Methods: The TCM symptoms in line with the diagnostic criteria of subhealth fatigue status were collected by clinical investigations and using information collection form based on TCM four diagnostic methods. Referred to Clinical Guidelines of Chinese Medicine on Subhealth and other related standards, the syndrome type was identified in accordance with clinical symptoms of each patient with subhealth fatigue by two physicians. The data of syndrome differentiation were analyzed by descriptive statistical analysis.

Results: There were 81 syndrome types from 495 cases of subhealth fatigue. There were 24 syndrome types after separation, and the top ten were liver stagnation and spleen deficiency, stagnation of liver qi, hyperactivity of liver fire, disharmony between liver and stomach, damp obstruction due to spleen deficiency, deficiency of both heart and spleen, yin deficiency of liver and kidney, yang deficiency of spleen and kidney, stagnation of gallbladder and disturbance of phlegm, and internal disturbance of phlegm-heat.
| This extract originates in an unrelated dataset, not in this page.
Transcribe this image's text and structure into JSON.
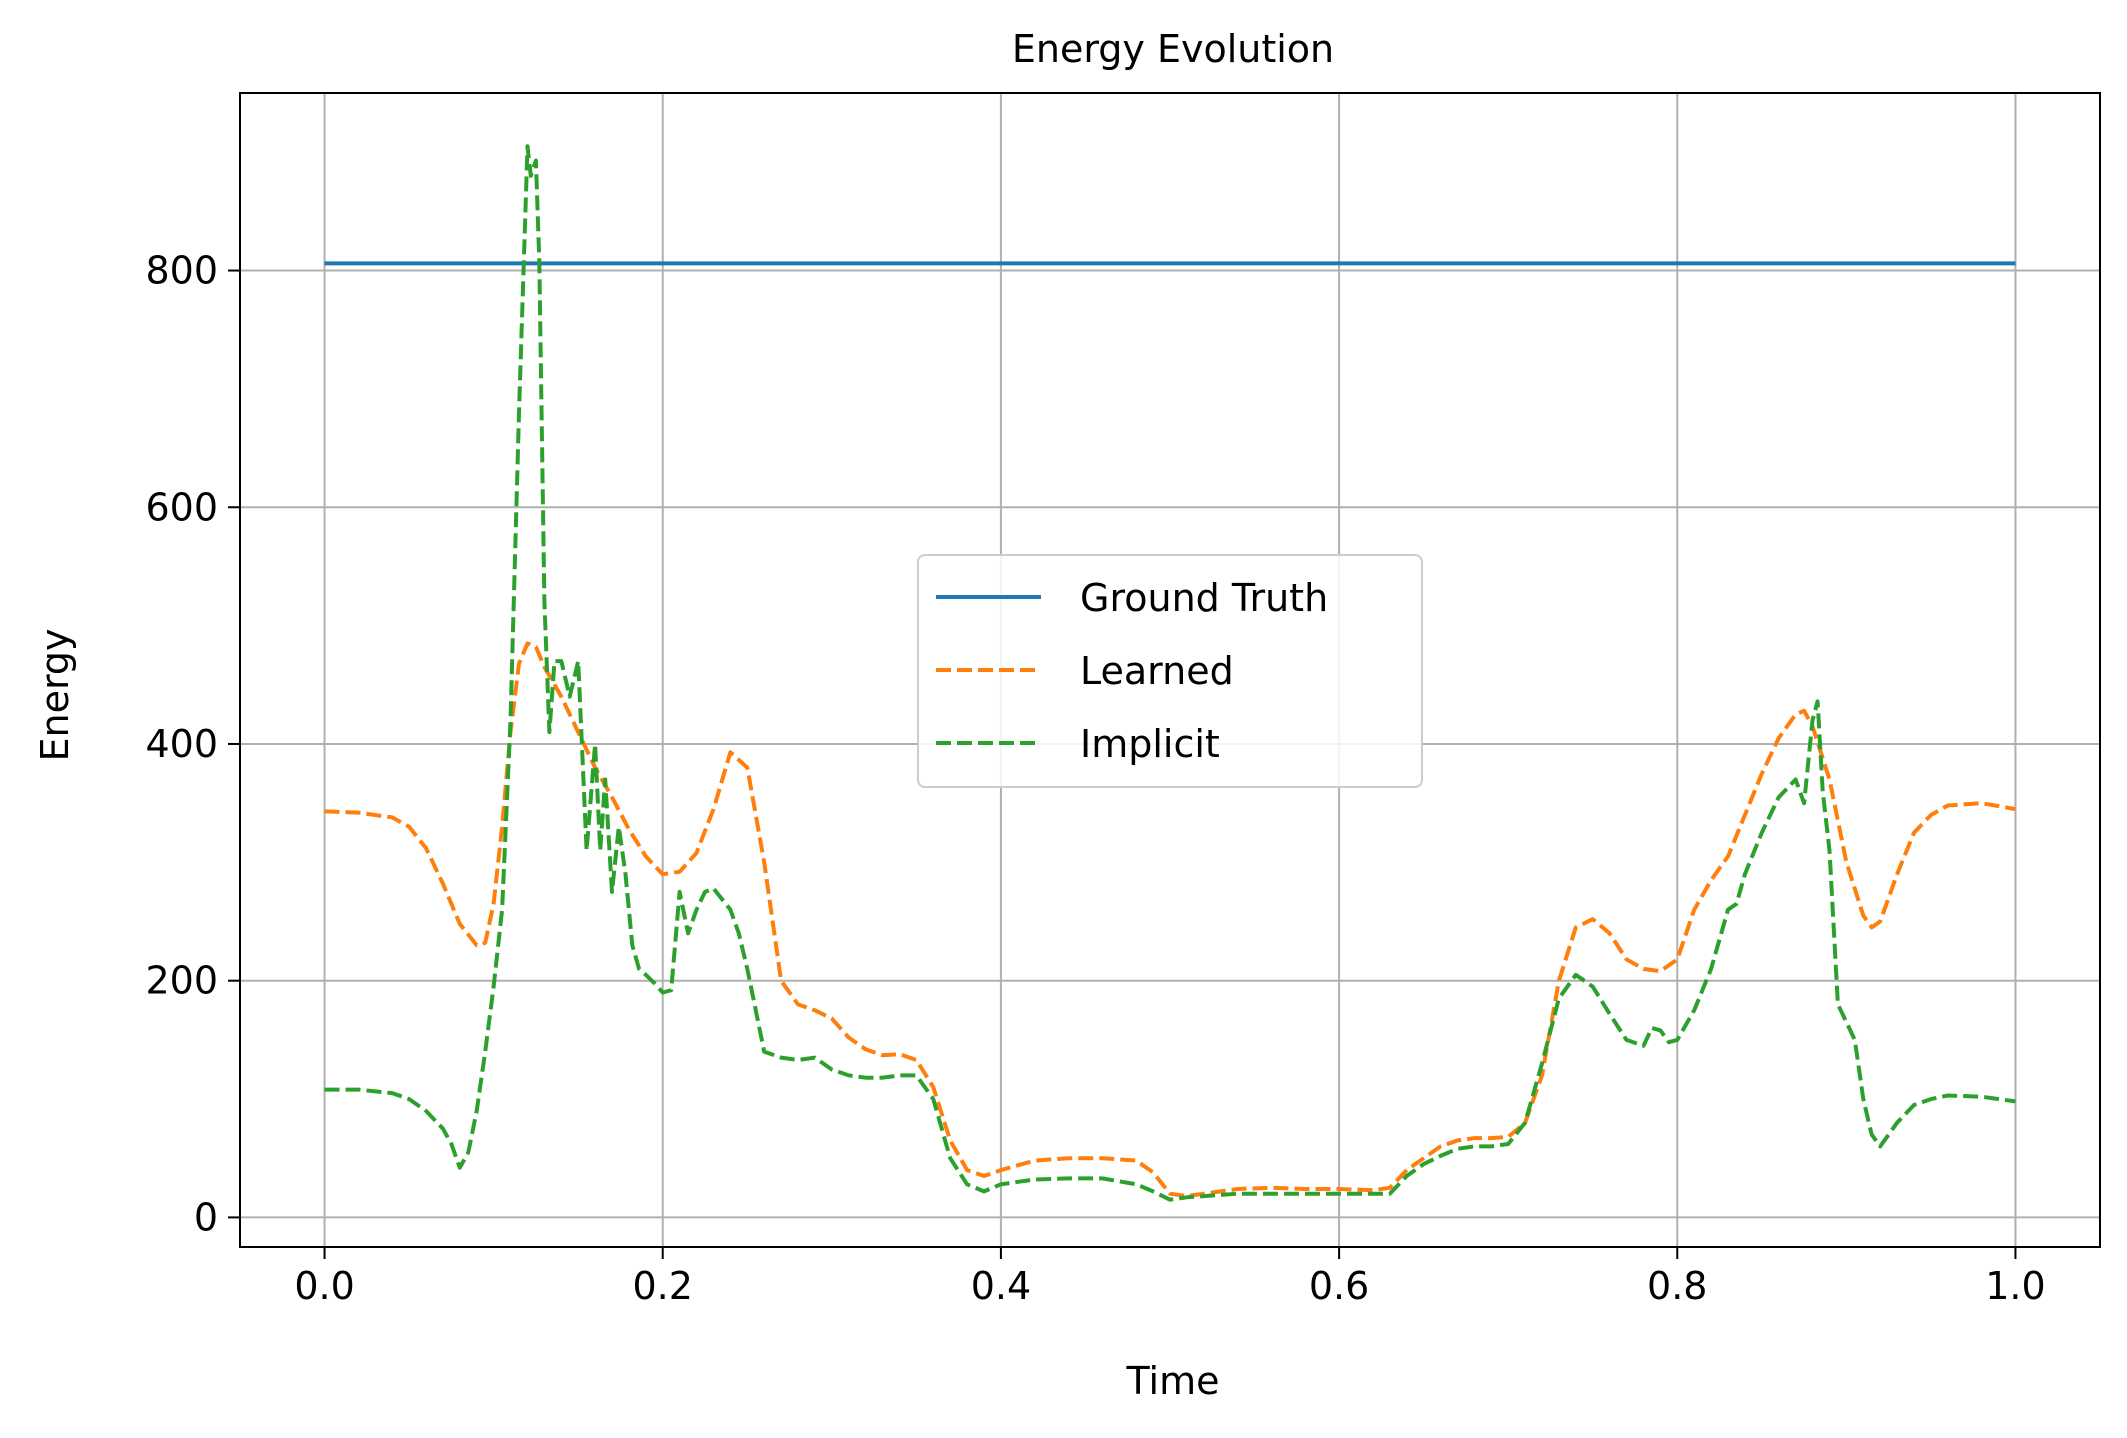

There were 17 syndrome elements, including seven disease location elements and ten disease nature elements. The disease location elements were liver, spleen, kidney, stomach, heart, gallbladder and lung. The disease nature elements were qi stagnation, qi deficiency, exuberance of fire (heat), damp obstruction, phlegm obstruction, yin deficiency, adverse flow of qi, yang deficiency, blood deficiency, and blood stasis.

Conclusion: Syndrome types of subhealth fatigue involve in deficiency syndrome, excess syndrome, and mixture of deficiency and excess syndromes. The syndrome elements of disease location involve five zang organs and two fu organs, and the liver and spleen were the most frequently involved organs. The syndrome elements of disease nature involve deficiency and excess. Qi stagnation is most frequently involved in the excess syndrome, and qi deficiency is most frequently involved in the deficiency syndrome.